La filosofía del siglo XXI se inclina lentamente hacia la comunicación como materia prima. Mejor aún, la capacidad que tenemos para ponernos en el lugar del otro. Es lo que pregona Levinas y Tischner y que hace años se apropió Ingmar Bergman en su film “Gritos y susurros”.
Aproveché un viaje relámpago a Santiago para conseguir esta película en las inmediaciones del Metro Los Leones. Acá no la encontré ni en las casas de video ni en los clubes de cine arte. Espero que puedan encontrarla luego, en especial, quienes gustan de películas “espesas”.
No por nada Bergman es considerado el filósofo del cine. Dos mujeres llegan junto a sus respectivos maridos a la casona de la hermana moribunda de cáncer, en 1800. La hermana soltera, se hace acompañar sólo de su criada. Los conflictos que subyacen en las relaciones de parentesco no se saben hasta bien adentrada la media hora. El film dura poco más de una hora, lo suficiente para hacer trabajar las neuronas a cien por hora.
Los recuerdos y las imágenes oníricas con ciertas influencias de Freud se van entrelazando en temas de fondo como la creencia en Dios y la incomunicación. Cuando las hermanas enemistadas logran comunicarse, resulta una imagen tierna y violenta a la vez. Su diálogo transcurre en un torrente de caricias ahogadas y de palabras contenidas quizá durante años.
Subyace también el tema de la muerte, la amistad y el feminismo. De la mujer subyugada al hombre y los placeres culpables. Una lo busca con algunas salidas con el médico, mientras que la otra lo sublima cercenándose los genitales a fin de dar cuenta que no está disponible esa noche para su marido. Es la misma imagen que vi en “La pianista”, el film basado en una novela de Elfriede Jelinek.
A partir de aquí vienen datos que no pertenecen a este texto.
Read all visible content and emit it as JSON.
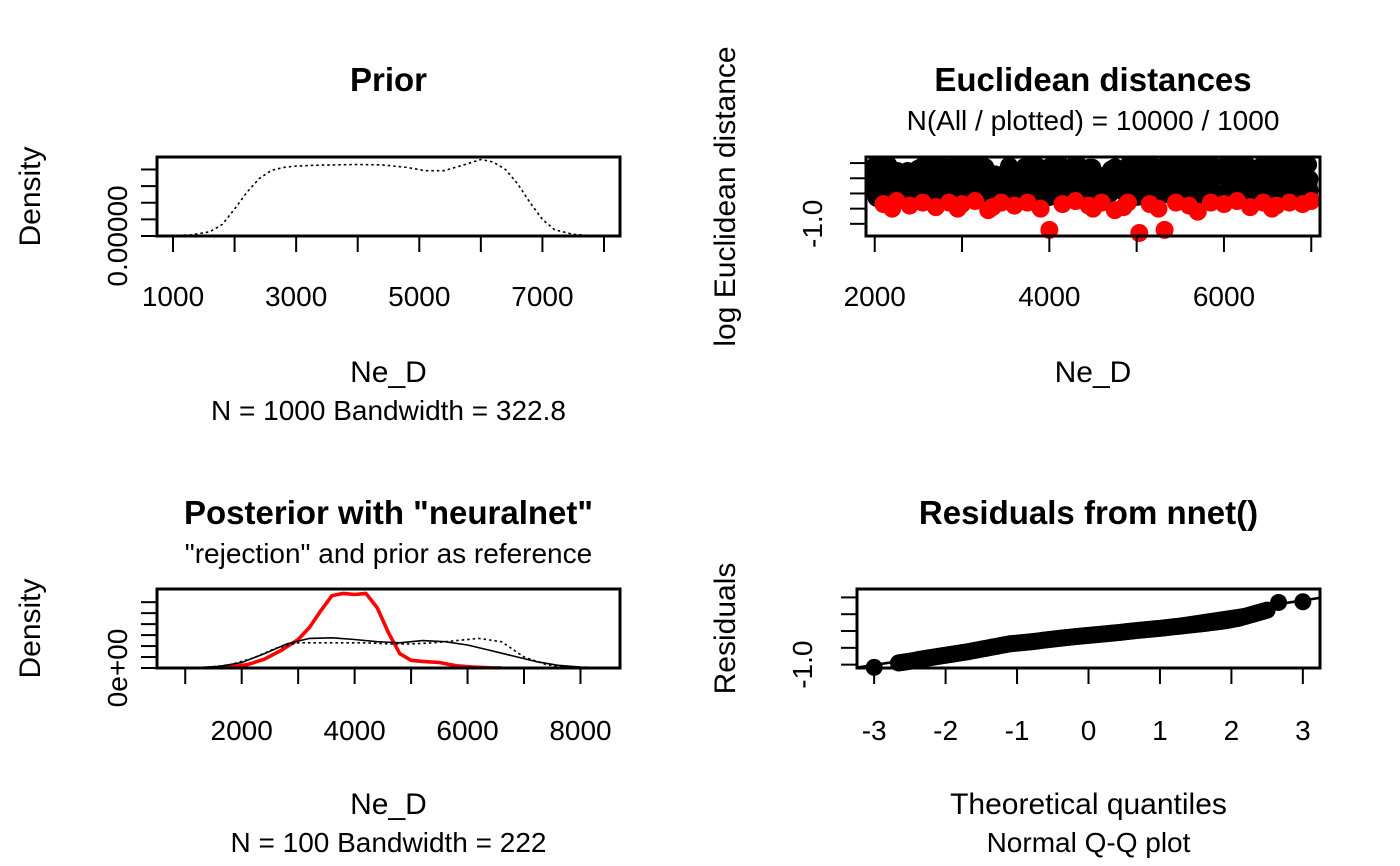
{
  "colors": {
    "ink": "#000000",
    "highlight": "#ff0000"
  },
  "chart_data": [
    {
      "id": "prior",
      "type": "line",
      "title": "Prior",
      "subtitle": "",
      "xlabel": "Ne_D",
      "sublabel": "N = 1000   Bandwidth = 322.8",
      "ylabel": "Density",
      "xlim": [
        740,
        8260
      ],
      "ylim": [
        0,
        0.00019
      ],
      "x_ticks": [
        1000,
        2000,
        3000,
        4000,
        5000,
        6000,
        7000,
        8000
      ],
      "x_tick_labels": [
        "1000",
        "3000",
        "5000",
        "7000"
      ],
      "x_tick_label_values": [
        1000,
        3000,
        5000,
        7000
      ],
      "y_ticks": [
        0,
        4e-05,
        8e-05,
        0.00012,
        0.00016
      ],
      "y_tick_labels": [
        "0.00000"
      ],
      "y_tick_label_values": [
        0
      ],
      "series": [
        {
          "style": "dotted",
          "color": "#000000",
          "x": [
            1000,
            1300,
            1600,
            1800,
            2000,
            2200,
            2400,
            2600,
            2800,
            3000,
            3300,
            3600,
            4000,
            4400,
            4800,
            5100,
            5400,
            5700,
            6000,
            6200,
            6400,
            6600,
            6800,
            7000,
            7200,
            7500,
            7800,
            8000
          ],
          "y": [
            5e-07,
            3e-06,
            1e-05,
            2.8e-05,
            6.5e-05,
            0.000105,
            0.000138,
            0.000158,
            0.000165,
            0.000168,
            0.00017,
            0.000171,
            0.000172,
            0.000171,
            0.000165,
            0.000157,
            0.000157,
            0.00017,
            0.000184,
            0.000178,
            0.00016,
            0.000125,
            8e-05,
            4e-05,
            1.5e-05,
            4e-06,
            8e-07,
            2e-07
          ]
        }
      ]
    },
    {
      "id": "euclidean",
      "type": "scatter",
      "title": "Euclidean distances",
      "subtitle": "N(All / plotted) =  10000 / 1000",
      "xlabel": "Ne_D",
      "ylabel": "log Euclidean distance",
      "xlim": [
        1900,
        7100
      ],
      "ylim": [
        -1.4,
        1.2
      ],
      "x_ticks": [
        2000,
        3000,
        4000,
        5000,
        6000,
        7000
      ],
      "x_tick_labels": [
        "2000",
        "4000",
        "6000"
      ],
      "x_tick_label_values": [
        2000,
        4000,
        6000
      ],
      "y_ticks": [
        -1.0,
        -0.5,
        0.0,
        0.5,
        1.0
      ],
      "y_tick_labels": [
        "-1.0"
      ],
      "y_tick_label_values": [
        -1.0
      ],
      "series": [
        {
          "name": "all",
          "color": "#000000",
          "x_range": [
            2000,
            7000
          ],
          "y_range": [
            -0.15,
            1.0
          ],
          "count": 1000
        },
        {
          "name": "accepted",
          "color": "#ff0000",
          "points": [
            [
              2100,
              -0.35
            ],
            [
              2250,
              -0.25
            ],
            [
              2400,
              -0.4
            ],
            [
              2550,
              -0.3
            ],
            [
              2700,
              -0.45
            ],
            [
              2850,
              -0.3
            ],
            [
              3000,
              -0.35
            ],
            [
              3150,
              -0.25
            ],
            [
              3300,
              -0.55
            ],
            [
              3450,
              -0.3
            ],
            [
              3600,
              -0.4
            ],
            [
              3750,
              -0.3
            ],
            [
              3900,
              -0.5
            ],
            [
              4000,
              -1.2
            ],
            [
              4150,
              -0.35
            ],
            [
              4300,
              -0.25
            ],
            [
              4450,
              -0.4
            ],
            [
              4600,
              -0.3
            ],
            [
              4750,
              -0.55
            ],
            [
              4900,
              -0.3
            ],
            [
              5030,
              -1.3
            ],
            [
              5150,
              -0.35
            ],
            [
              5320,
              -1.2
            ],
            [
              5450,
              -0.3
            ],
            [
              5600,
              -0.4
            ],
            [
              5700,
              -0.6
            ],
            [
              5850,
              -0.3
            ],
            [
              6000,
              -0.35
            ],
            [
              6150,
              -0.25
            ],
            [
              6300,
              -0.45
            ],
            [
              6450,
              -0.3
            ],
            [
              6600,
              -0.4
            ],
            [
              6750,
              -0.3
            ],
            [
              6900,
              -0.35
            ],
            [
              7000,
              -0.25
            ],
            [
              2200,
              -0.5
            ],
            [
              3350,
              -0.45
            ],
            [
              4500,
              -0.5
            ],
            [
              5250,
              -0.5
            ],
            [
              6550,
              -0.5
            ],
            [
              2950,
              -0.5
            ],
            [
              4850,
              -0.45
            ]
          ]
        }
      ]
    },
    {
      "id": "posterior",
      "type": "line",
      "title": "Posterior with \"neuralnet\"",
      "subtitle": "\"rejection\" and prior as reference",
      "xlabel": "Ne_D",
      "sublabel": "N = 100   Bandwidth = 222",
      "ylabel": "Density",
      "xlim": [
        500,
        8700
      ],
      "ylim": [
        0,
        0.00072
      ],
      "x_ticks": [
        1000,
        2000,
        3000,
        4000,
        5000,
        6000,
        7000,
        8000
      ],
      "x_tick_labels": [
        "2000",
        "4000",
        "6000",
        "8000"
      ],
      "x_tick_label_values": [
        2000,
        4000,
        6000,
        8000
      ],
      "y_ticks": [
        0,
        0.0001,
        0.0002,
        0.0003,
        0.0004,
        0.0005,
        0.0006
      ],
      "y_tick_labels": [
        "0e+00"
      ],
      "y_tick_label_values": [
        0
      ],
      "series": [
        {
          "style": "solid-thick",
          "color": "#ff0000",
          "x": [
            1500,
            1800,
            2100,
            2400,
            2700,
            3000,
            3200,
            3400,
            3600,
            3800,
            4000,
            4200,
            4400,
            4600,
            4800,
            5000,
            5200,
            5500,
            5800,
            6100,
            6400,
            6600
          ],
          "y": [
            2e-06,
            1e-05,
            3e-05,
            8e-05,
            0.00016,
            0.00026,
            0.00037,
            0.00052,
            0.00066,
            0.00068,
            0.00067,
            0.00068,
            0.00055,
            0.00032,
            0.00013,
            7e-05,
            6e-05,
            5e-05,
            2e-05,
            8e-06,
            2e-06,
            5e-07
          ]
        },
        {
          "style": "solid",
          "color": "#000000",
          "x": [
            700,
            1200,
            1600,
            2000,
            2400,
            2800,
            3200,
            3600,
            4000,
            4400,
            4800,
            5200,
            5600,
            6000,
            6400,
            6800,
            7200,
            7600,
            8000,
            8500
          ],
          "y": [
            5e-07,
            4e-06,
            1.5e-05,
            5e-05,
            0.00013,
            0.00022,
            0.00027,
            0.000275,
            0.00026,
            0.00024,
            0.00023,
            0.00025,
            0.00024,
            0.00021,
            0.00016,
            0.00011,
            6e-05,
            2.5e-05,
            8e-06,
            1e-06
          ]
        },
        {
          "style": "dotted",
          "color": "#000000",
          "x": [
            1000,
            1400,
            1800,
            2200,
            2600,
            3000,
            3400,
            3800,
            4200,
            4600,
            5000,
            5400,
            5800,
            6200,
            6600,
            6800,
            7000,
            7400,
            7800,
            8000
          ],
          "y": [
            1e-06,
            6e-06,
            3e-05,
            9e-05,
            0.00018,
            0.00023,
            0.00023,
            0.00023,
            0.00023,
            0.00022,
            0.00022,
            0.00023,
            0.00025,
            0.00027,
            0.00024,
            0.00017,
            0.0001,
            3e-05,
            5e-06,
            1e-06
          ]
        }
      ]
    },
    {
      "id": "residuals",
      "type": "scatter",
      "title": "Residuals from nnet()",
      "xlabel": "Theoretical quantiles",
      "sublabel": "Normal Q-Q plot",
      "ylabel": "Residuals",
      "xlim": [
        -3.24,
        3.24
      ],
      "ylim": [
        -1.1,
        1.25
      ],
      "x_ticks": [
        -3,
        -2,
        -1,
        0,
        1,
        2,
        3
      ],
      "x_tick_labels": [
        "-3",
        "-2",
        "-1",
        "0",
        "1",
        "2",
        "3"
      ],
      "x_tick_label_values": [
        -3,
        -2,
        -1,
        0,
        1,
        2,
        3
      ],
      "y_ticks": [
        -1.0,
        -0.5,
        0.0,
        0.5,
        1.0
      ],
      "y_tick_labels": [
        "-1.0"
      ],
      "y_tick_label_values": [
        -1.0
      ],
      "reference_line": {
        "intercept": -0.05,
        "slope": 0.32
      },
      "series": [
        {
          "name": "qq",
          "color": "#000000",
          "count": 1000,
          "x": [
            -3.0,
            -2.66,
            -2.5,
            -2.3,
            -2.0,
            -1.7,
            -1.4,
            -1.1,
            -0.8,
            -0.5,
            -0.2,
            0.1,
            0.4,
            0.7,
            1.0,
            1.3,
            1.6,
            1.9,
            2.1,
            2.3,
            2.5,
            2.66,
            3.0
          ],
          "y": [
            -1.08,
            -0.95,
            -0.9,
            -0.82,
            -0.72,
            -0.62,
            -0.5,
            -0.38,
            -0.32,
            -0.24,
            -0.17,
            -0.11,
            -0.05,
            0.02,
            0.08,
            0.15,
            0.22,
            0.3,
            0.38,
            0.5,
            0.62,
            0.85,
            0.87
          ]
        }
      ]
    }
  ]
}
Un film lento y críptico que llevó a su director a vivir aislado del mundo, en una isla, cerca de un faro. Pero que nos lega la importante labor que tenemos de comunicarnos hacia un norte que puede estar sustentado por la religión, o porque el simple diálogo constituye el átomo esencial que conforma a la verdadera condición humana.